The spacecraft operation is accomplished by the CONAE Control Center at Cordoba, Argentina with the support of ESA’s expert teams at ESOC in Darmstadt. All data processing, archiving and distribution is being provided by the MOC (Mission Operations Center) facility at Cordoba. The Cordoba (Argentina) and Matera ground station of ASI, Italy will be available for L-band SAR imagery downlinks.
Whats the advantage of SIASGE
The main difference between the SAECOM and COSMO-SkyMed missions is the wavelength of their sensors: The X-band of COSMO-SkyMed satellites has a wave length of around 3cm, while the L-band sensor of SAECOM satellites records at a wavelength of approximately 23cm. The different backscattering properties of the X-band and L-band translate into different kinds of information registered by the sensors. As a very general statement radar waves are backscattered by objects that have at least the size of their wavelength (and dielectric properties). – This can be explained by the wave and particle shape theory of electromagnetic waves. Hence, an X-band radar wave requires an object of around 3cm to be reflected, while an L-band wave is only reflected by objects larger than 23cm. As a consequence the X-band is useful to detect small objects, whereas the L-band is beneficial to observe larger objects that would result unclear at a smaller wave length. Combining the two facilitates to monitor geometric large objects at a great detail. The exploitation of both band characteristics is one of the striking advantages of the mission. A second benefit is the very good temporal resolution with two coverages per day.
Following examples should highlight the different backscattering properties of the X-band and L-band and its impact on the various applications:
Trees: The X-band is reflected by leaves of ~3cm size while the L-band is reflected by the great structures of the tree such as branches or the trunk. Both bands can be exploited together to give a full representation of a forested area.
Agriculture: Consider rice plants growing in a paddy. The young plants emerging from the water will give a backscatter in X-band, while the L-band will not detect any signal and is much less effective at this stage of growth. If the plant reaches a major growing stage, the X-band will not alter considerably as it is saturated. In contrast the L-band changes during the vegetation period and gives useful information about the growing stage and the health condition of a plant.
Surface backscattering: Due to its small wavelength, the X-band is sensitive to small surface roughness. Hence, the x-band signal reflected at a rough surface comes from the surface itself. The same surface is seen much flatter by the L-band, because of the larger wavelength. L-band shows objects very clearly due to the double bouncing of the signal over smooth surfaces.
Penetration characteristics: The penetration of microwaves in terrain is directly dependent on wavelength. X-band is backscattered at the soil surface (if it is not very dry sand), while the L-band has more signal/sensitivity to the volume content of terrain as for instance soil moisture. Also dry sand and snow are penetrated to a greater extent by L-band than by X-band.

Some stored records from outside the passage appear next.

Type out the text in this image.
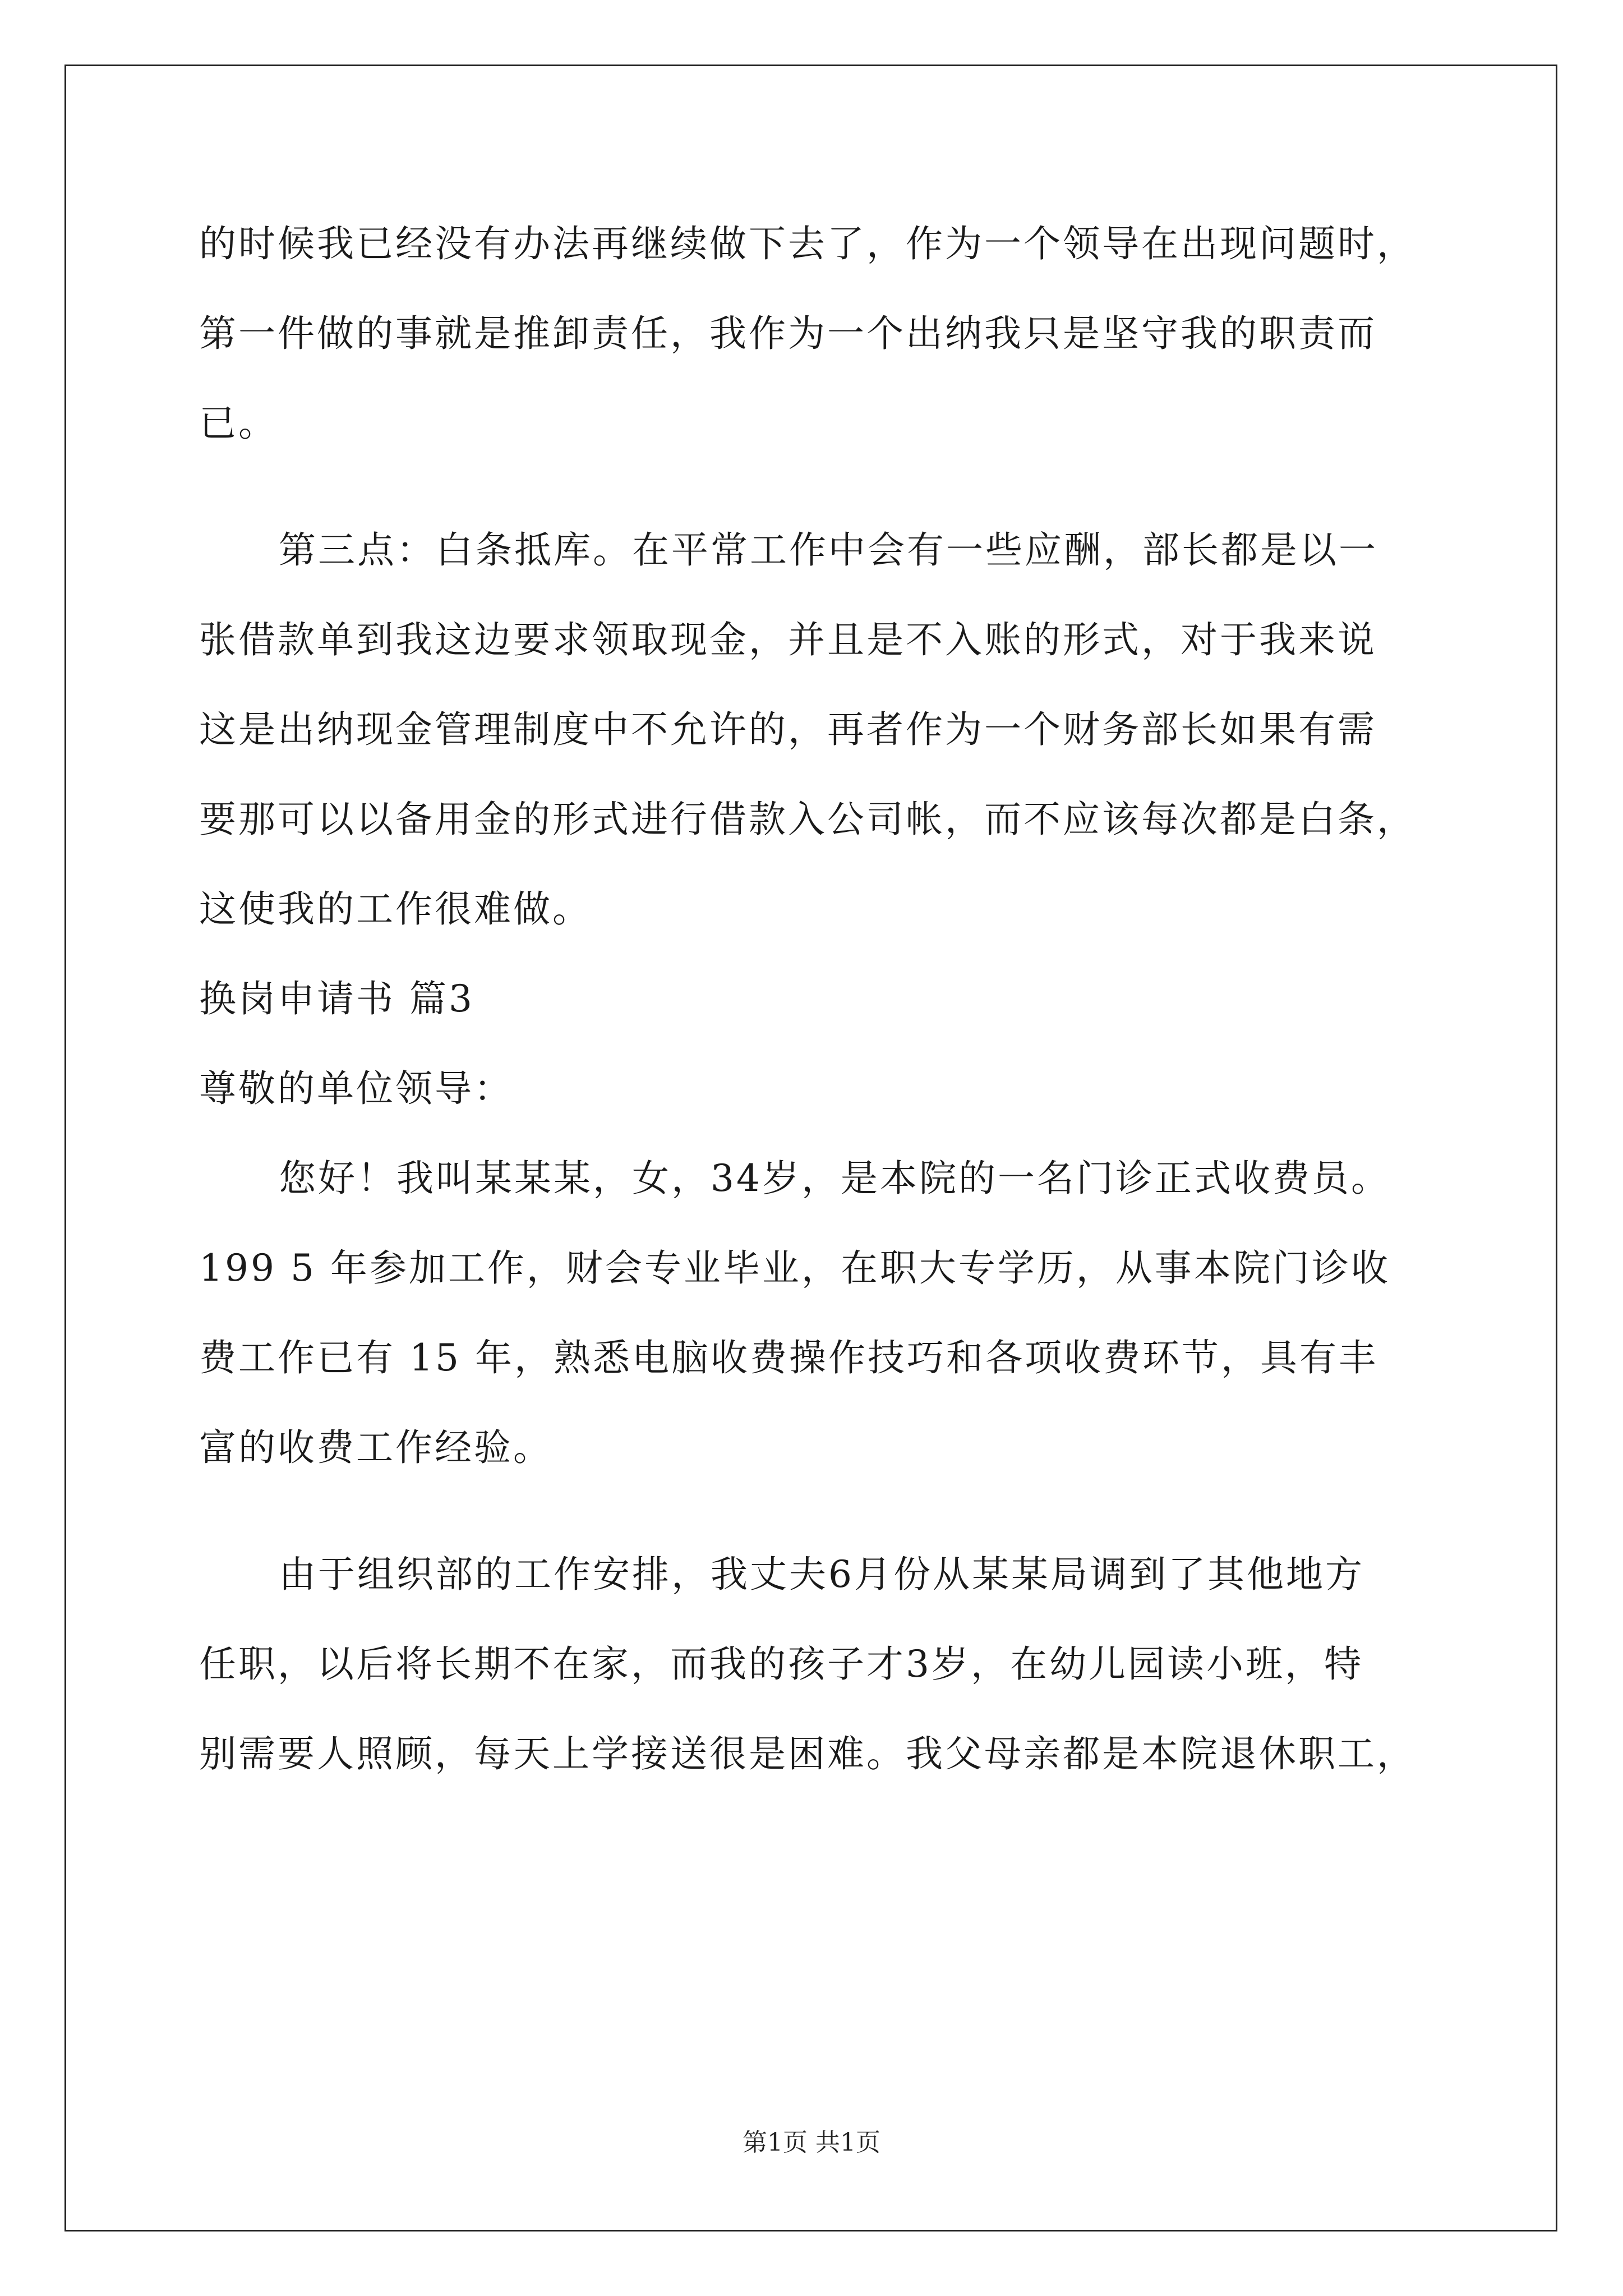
的时候我已经没有办法再继续做下去了，作为一个领导在出现问题时，
第一件做的事就是推卸责任，我作为一个出纳我只是坚守我的职责而
已。
第三点：白条抵库。在平常工作中会有一些应酬，部长都是以一
张借款单到我这边要求领取现金，并且是不入账的形式，对于我来说
这是出纳现金管理制度中不允许的，再者作为一个财务部长如果有需
要那可以以备用金的形式进行借款入公司帐，而不应该每次都是白条，
这使我的工作很难做。
换岗申请书 篇3
尊敬的单位领导：
您好！我叫某某某，女，34岁，是本院的一名门诊正式收费员。
199 5 年参加工作，财会专业毕业，在职大专学历，从事本院门诊收
费工作已有 15 年，熟悉电脑收费操作技巧和各项收费环节，具有丰
富的收费工作经验。
由于组织部的工作安排，我丈夫6月份从某某局调到了其他地方
任职，以后将长期不在家，而我的孩子才3岁，在幼儿园读小班，特
别需要人照顾，每天上学接送很是困难。我父母亲都是本院退休职工，
第1页 共1页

Interferometry: Phase measurements in X-band provide a much higher accuracy than in L-band due to the shorter phase cycle corresponding to half the wavelength. The comparison of phase measurements between two satellite passes is possible only if the two phase signals considered are correlated (coherent). Time decorrelation of phase signal is a strong limit to interferometric analysis and is much stronger in X-band than in L-Band. Hence, X- and L-band interferometric applications are complementary in terms of the area of application: L-band interferometry is more robust and of wider application while X-Band provides more accurate results over selected areas.